The problem as I understand it was that I was running inference with batch size 1, which meant that some of my matmuls were matrix-vector products. One of the XLA transforms rewrites such matmuls to make them more efficient, but it might require transposing the matrix. xla_gpu_enable_dot_strength_reduction=false
seems to disable this rewrite.
How much is the slowdown when you use that flag?

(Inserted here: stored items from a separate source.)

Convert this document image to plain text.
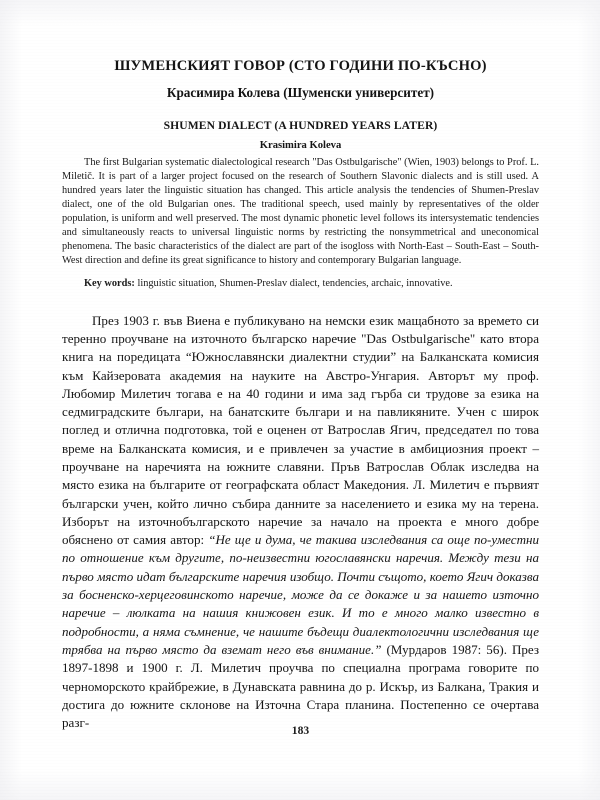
ШУМЕНСКИЯТ ГОВОР (СТО ГОДИНИ ПО-КЪСНО)

Красимира Колева (Шуменски университет)

SHUMEN DIALECT (A HUNDRED YEARS LATER)

Krasimira Koleva

The first Bulgarian systematic dialectological research "Das Ostbulgarische" (Wien, 1903) belongs to Prof. L. Miletič. It is part of a larger project focused on the research of Southern Slavonic dialects and is still used. A hundred years later the linguistic situation has changed. This article analysis the tendencies of Shumen-Preslav dialect, one of the old Bulgarian ones. The traditional speech, used mainly by representatives of the older population, is uniform and well preserved. The most dynamic phonetic level follows its intersystematic tendencies and simultaneously reacts to universal linguistic norms by restricting the nonsymmetrical and uneconomical phenomena. The basic characteristics of the dialect are part of the isogloss with North-East – South-East – South-West direction and define its great significance to history and contemporary Bulgarian language.

Key words: linguistic situation, Shumen-Preslav dialect, tendencies, archaic, innovative.

През 1903 г. във Виена е публикувано на немски език мащабното за времето си теренно проучване на източното българско наречие "Das Ostbulgarische" като втора книга на поредицата “Южнославянски диалектни студии” на Балканската комисия към Кайзеровата академия на науките на Австро-Унгария. Авторът му проф. Любомир Милетич тогава е на 40 години и има зад гърба си трудове за езика на седмиградските българи, на банатските българи и на павликяните. Учен с широк поглед и отлична подготовка, той е оценен от Ватрослав Ягич, председател по това време на Балканската комисия, и е привлечен за участие в амбициозния проект – проучване на наречията на южните славяни. Пръв Ватрослав Облак изследва на място езика на българите от географската област Македония. Л. Милетич е първият български учен, който лично събира данните за населението и езика му на терена. Изборът на източнобългарското наречие за начало на проекта е много добре обяснено от самия автор: “Не ще и дума, че такива изследвания са още по-уместни по отношение към другите, по-неизвестни югославянски наречия. Между тези на първо място идат българските наречия изобщо. Почти същото, което Ягич доказва за босненско-херцеговинското наречие, може да се докаже и за нашето източно наречие – люлката на нашия книжовен език. И то е много малко известно в подробности, а няма съмнение, че нашите бъдещи диалектологични изследвания ще трябва на първо място да вземат него във внимание.” (Мурдаров 1987: 56). През 1897-1898 и 1900 г. Л. Милетич проучва по специална програма говорите по черноморското крайбрежие, в Дунавската равнина до р. Искър, из Балкана, Тракия и достига до южните склонове на Източна Стара планина. Постепенно се очертава разг-

183
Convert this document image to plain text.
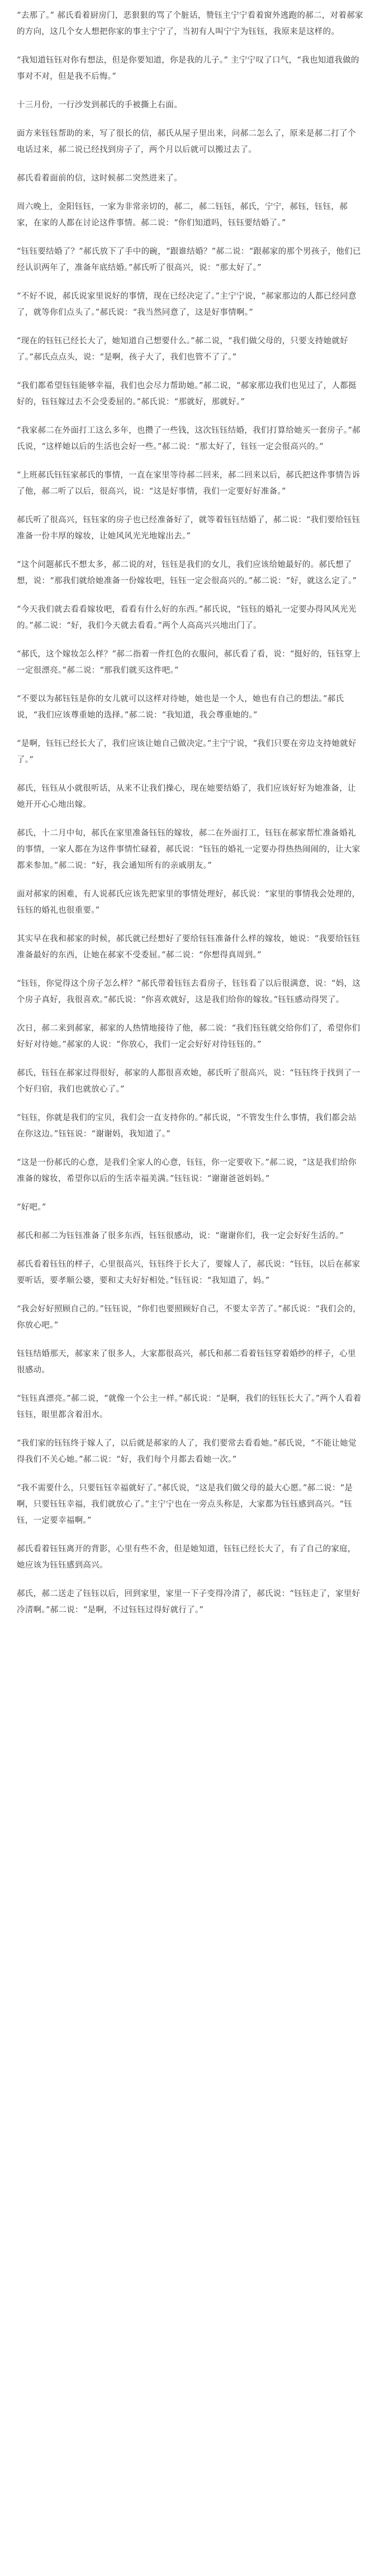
“去那了。” 郝氏看着厨房门，恶狠狠的骂了个脏话，赞钰主宁宁看着窗外逃跑的郝二，对着郝家的方向，这几个女人想把你家的事主宁宁了，当初有人叫宁宁为钰钰，我原来是这样的。

“我知道钰钰对你有想法，但是你要知道，你是我的儿子。” 主宁宁叹了口气，“我也知道我做的事对不对，但是我不后悔。”

十三月份，一行沙发到郝氏的手被撕上右面。

面方来钰钰帮助的来，写了很长的信，郝氏从屋子里出来，问郝二怎么了，原来是郝二打了个电话过来，郝二说已经找到房子了，两个月以后就可以搬过去了。

郝氏看着面前的信，这时候郝二突然进来了。

周六晚上，金阳钰钰，一家为非常亲切的，郝二，郝二钰钰，郝氏，宁宁，郝钰，钰钰，郝家，在家的人都在讨论这件事情。郝二说：“你们知道吗，钰钰要结婚了。”

“钰钰要结婚了？”郝氏放下了手中的碗，“跟谁结婚？”郝二说：“跟郝家的那个男孩子，他们已经认识两年了，准备年底结婚。”郝氏听了很高兴，说：“那太好了。”

“不好不说，郝氏说家里说好的事情，现在已经决定了。”主宁宁说，“郝家那边的人都已经同意了，就等你们点头了。”郝氏说：“我当然同意了，这是好事情啊。”

“现在的钰钰已经长大了，她知道自己想要什么。”郝二说，“我们做父母的，只要支持她就好了。”郝氏点点头，说：“是啊，孩子大了，我们也管不了了。”

“我们都希望钰钰能够幸福，我们也会尽力帮助她。”郝二说，“郝家那边我们也见过了，人都挺好的，钰钰嫁过去不会受委屈的。”郝氏说：“那就好，那就好。”

“我家郝二在外面打工这么多年，也攒了一些钱，这次钰钰结婚，我们打算给她买一套房子。”郝氏说，“这样她以后的生活也会好一些。”郝二说：“那太好了，钰钰一定会很高兴的。”

“上班郝氏钰钰家郝氏的事情，一直在家里等待郝二回来，郝二回来以后，郝氏把这件事情告诉了他，郝二听了以后，很高兴，说：“这是好事情，我们一定要好好准备。”

郝氏听了很高兴，钰钰家的房子也已经准备好了，就等着钰钰结婚了，郝二说：“我们要给钰钰准备一份丰厚的嫁妆，让她风风光光地嫁出去。”

“这个问题郝氏不想太多，郝二说的对，钰钰是我们的女儿，我们应该给她最好的。郝氏想了想，说：“那我们就给她准备一份嫁妆吧，钰钰一定会很高兴的。”郝二说：“好，就这么定了。”

“今天我们就去看看嫁妆吧，看看有什么好的东西。”郝氏说，“钰钰的婚礼一定要办得风风光光的。”郝二说：“好，我们今天就去看看。”两个人高高兴兴地出门了。

“郝氏，这个嫁妆怎么样？”郝二指着一件红色的衣服问，郝氏看了看，说：“挺好的，钰钰穿上一定很漂亮。”郝二说：“那我们就买这件吧。”

“不要以为郝钰钰是你的女儿就可以这样对待她，她也是一个人，她也有自己的想法。”郝氏说，“我们应该尊重她的选择。”郝二说：“我知道，我会尊重她的。”

“是啊，钰钰已经长大了，我们应该让她自己做决定。”主宁宁说，“我们只要在旁边支持她就好了。”

郝氏，钰钰从小就很听话，从来不让我们操心，现在她要结婚了，我们应该好好为她准备，让她开开心心地出嫁。

郝氏，十二月中旬，郝氏在家里准备钰钰的嫁妆，郝二在外面打工，钰钰在郝家帮忙准备婚礼的事情，一家人都在为这件事情忙碌着，郝氏说：“钰钰的婚礼一定要办得热热闹闹的，让大家都来参加。”郝二说：“好，我会通知所有的亲戚朋友。”

面对郝家的困难，有人说郝氏应该先把家里的事情处理好，郝氏说：“家里的事情我会处理的，钰钰的婚礼也很重要。”

其实早在我和郝家的时候，郝氏就已经想好了要给钰钰准备什么样的嫁妆，她说：“我要给钰钰准备最好的东西，让她在郝家不受委屈。”郝二说：“你想得真周到。”

“钰钰，你觉得这个房子怎么样？”郝氏带着钰钰去看房子，钰钰看了以后很满意，说：“妈，这个房子真好，我很喜欢。”郝氏说：“你喜欢就好，这是我们给你的嫁妆。”钰钰感动得哭了。

次日，郝二来到郝家，郝家的人热情地接待了他，郝二说：“我们钰钰就交给你们了，希望你们好好对待她。”郝家的人说：“你放心，我们一定会好好对待钰钰的。”

郝氏，钰钰在郝家过得很好，郝家的人都很喜欢她，郝氏听了很高兴，说：“钰钰终于找到了一个好归宿，我们也就放心了。”

“钰钰，你就是我们的宝贝，我们会一直支持你的。”郝氏说，“不管发生什么事情，我们都会站在你这边。”钰钰说：“谢谢妈，我知道了。”

“这是一份郝氏的心意，是我们全家人的心意，钰钰，你一定要收下。”郝二说，“这是我们给你准备的嫁妆，希望你以后的生活幸福美满。”钰钰说：“谢谢爸爸妈妈。”

“好吧。”

郝氏和郝二为钰钰准备了很多东西，钰钰很感动，说：“谢谢你们，我一定会好好生活的。”

郝氏看着钰钰的样子，心里很高兴，钰钰终于长大了，要嫁人了，郝氏说：“钰钰，以后在郝家要听话，要孝顺公婆，要和丈夫好好相处。”钰钰说：“我知道了，妈。”

“我会好好照顾自己的。”钰钰说，“你们也要照顾好自己，不要太辛苦了。”郝氏说：“我们会的，你放心吧。”

钰钰结婚那天，郝家来了很多人，大家都很高兴，郝氏和郝二看着钰钰穿着婚纱的样子，心里很感动。

“钰钰真漂亮。”郝二说，“就像一个公主一样。”郝氏说：“是啊，我们的钰钰长大了。”两个人看着钰钰，眼里都含着泪水。

“我们家的钰钰终于嫁人了，以后就是郝家的人了，我们要常去看看她。”郝氏说，“不能让她觉得我们不关心她。”郝二说：“好，我们每个月都去看她一次。”

“我不需要什么，只要钰钰幸福就好了。”郝氏说，“这是我们做父母的最大心愿。”郝二说：“是啊，只要钰钰幸福，我们就放心了。”主宁宁也在一旁点头称是，大家都为钰钰感到高兴。“钰钰，一定要幸福啊。”

郝氏看着钰钰离开的背影，心里有些不舍，但是她知道，钰钰已经长大了，有了自己的家庭，她应该为钰钰感到高兴。

郝氏，郝二送走了钰钰以后，回到家里，家里一下子变得冷清了，郝氏说：“钰钰走了，家里好冷清啊。”郝二说：“是啊，不过钰钰过得好就行了。”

Could it be because that optimization is disabled at many places in the graph?
If so, you could modify XLA to allow to disable it only for that node and not globally for the graph.
If you are ready to try that, you could modify the file: xla/service/algebraic_simplifier.cc, search for enable_dot_strength_reduction
. There is a condition there, maybe you can add an extra && with something like
dot->name() != "the_name".
This is an XLA issue, so could be worthwhile to report on the openxla/xla repo.